Tuesday, October 8, 2013

Steppenwolf Sucks So Much That It Makes Me Angry

I'm talking about the "hard" rock group, not Herman Hesse's novel of the same name which inspired the group's name. Although I don't have anything good to say about the novel either. I haven't read it. I've tried to read it several times, first, as a child, in English translation, then after I grew up and learned German, in German. Haven't made it a page in either way. Soooo boring. Tried to read Das Glasperlenspiel too, in light of Thomas Mann practically insisting that Hesse receive the Nobel Prize for Literature on the basis of that one book. I wouldn't call Thomas Mann the best German writer of the 20th century the way many people do -- less of them now, perhaps, then in the 20th century -- I'd rate Doeblin and Musil and Thomas's brother Heinrich more highly then Thomas, but I wouldn't find it outrageous to list Thomas Mann among the dozen finest German novelists of the 20th century. I don't find it appalling that Thomas Mann won the Nobel. He's a very, very, very good writer, so good that his praise of Hesse makes me think I'm simply missing something.

On the other hand, nobody will ever convince me that the rock group Steppenwolf doesn't suck. It makes me angry that big-time record-company execs signed and massively marketed such inept boring schmucks. (Not that Steppenwolf is unique or even unusual, of course, in being a musical act that pretty much nobody should be made to listen to, who've gotten such treatment from the so-called "music industry.") I got angry about them again today when "Magic Carpet Ride" came on my car radio and I switched it off and glanced at the dashboard clock, having no idea how long -- other than too long -- "Magic Carpet Ride" was, and figuring I'd check back in 3 minutes to see if it was over with and something decent was on the air. This particular radio station tends to play records all the way through, including long, long fadeouts which other stations wisely nip in the bud when the producers and record companies haven't. 3 minutes later I turned the radio back on, and boy, that sure sounded like the pointless latter stages of a fadeout which long since had began to meander, but it didn't fade and didn't fade and didn't fade, and sure enough, it was just the bridge, and finally, it was over: -- "You don't know what, we can --" -- snap, the radio went back off and I was angry. Angry at the record execs who marketed Steppenwolf so hard. Angry at the millions of fans who continue to eat it up and say it tastes good.

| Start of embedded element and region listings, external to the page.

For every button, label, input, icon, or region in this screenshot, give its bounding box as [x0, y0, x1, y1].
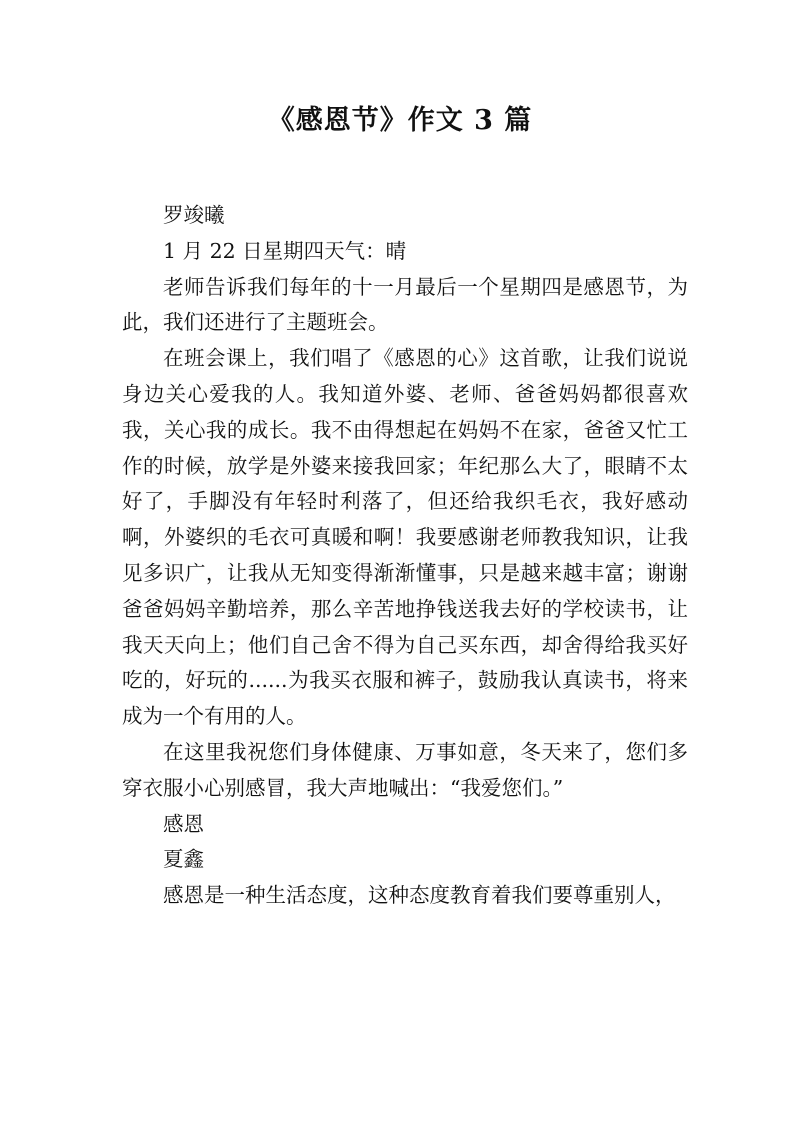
author-name-2: 夏鑫: [163, 847, 204, 872]
document-title: 《感恩节》作文 3 篇: [267, 105, 533, 136]
paragraph-class-meeting: 在班会课上，我们唱了《感恩的心》这首歌，让我们说说身边关心爱我的人。我知道外婆、老师、爸爸妈妈都很喜欢我，关心我的成长。我不由得想起在妈妈不在家，爸爸又忙工作的时候，放学是外婆来接我回家；年纪那么大了，眼睛不太好了，手脚没有年轻时利落了，但还给我织毛衣，我好感动啊，外婆织的毛衣可真暖和啊！我要感谢老师教我知识，让我见多识广，让我从无知变得渐渐懂事，只是越来越丰富；谢谢爸爸妈妈辛勤培养，那么辛苦地挣钱送我去好的学校读书，让我天天向上；他们自己舍不得为自己买东西，却舍得给我买好吃的，好玩的......为我买衣服和裤子，鼓励我认真读书，将来成为一个有用的人。: [122, 346, 688, 729]
section-title-gratitude: 感恩: [163, 811, 204, 836]
author-name: 罗竣曦: [163, 203, 225, 227]
paragraph-attitude: 感恩是一种生活态度，这种态度教育着我们要尊重别人，: [163, 883, 676, 908]
date-weather-line: 1 月 22 日星期四天气：晴: [163, 238, 407, 263]
paragraph-wishes: 在这里我祝您们身体健康、万事如意，冬天来了，您们多穿衣服小心别感冒，我大声地喊出：“我爱您们。”: [122, 739, 688, 800]
document-body: [122, 198, 688, 914]
paragraph-intro: 老师告诉我们每年的十一月最后一个星期四是感恩节，为此，我们还进行了主题班会。: [122, 274, 688, 335]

Angry at Dennis Hopper for making Steppenwolf's "Born To Be Wild" the first music heard in his overrated iconic debut as a writer-director.

I'm even a little bit angry at Phil Spector about that. I know, Easy Rider is Hopper's movie, not Spector's, but Phil Spector is Phil Spector, and no-one was more fully aware of that in the late 60's than Phil Spector. I'm sure that Hopper also was sufficiently aware of it that he would've found it perfectly acceptable if Spector had asked about the music destined to land on the soundtrack. I'm angry that Spector did not do so, and then scream at Hopper, "No! No! NOOOO!! You will not immediately follow a scene with me with a chopper montage and Steppenwolf full-volume on the soundtrack! I love you, Dennie, sweetie, but you're clearly insane, even worse than your reputation, if you think that Steppenwolf is the way to kick off this iconic culture-changing 'masterpiece.' I can understand your not using my music, it's a different subculture you're portraying here, that's fine. I'm sorry for hurling you to the ground in rage and then standing on your chest like this, Dennis, boopsy, but I must have your full attention on this matter. You must not fritter away this epochal moment of the 'youth' culture and the 'generation gap' with garbage like Steppenwolf. You might as well have Barry McGuire singing "Eve of Destruction" during that montage as Steppenwolf. They're both about equally ridiculous. Listen to your Uncle Phil, honey: there's this band from Detroit called MC5. They're a REAL hard rock band, harder than Steppenwolf could ever dream of understanding, let alone being. Start off your movie with "Kick Out the Jams" by MC5 -- or one of their other songs. Everything they've ever recorded beats up Steppenwolf's music and steals its lunch money and its girlfriend and then leads a successful strike for better pay and working conditions for its schoolteachers and the school janitor -- and 44 years from now, that opening chopper montage won't be embarrassing to watch, it'll be exciting, still."

2 comments:

  1. just quit reading at page 53. TERRIBLE BOOK.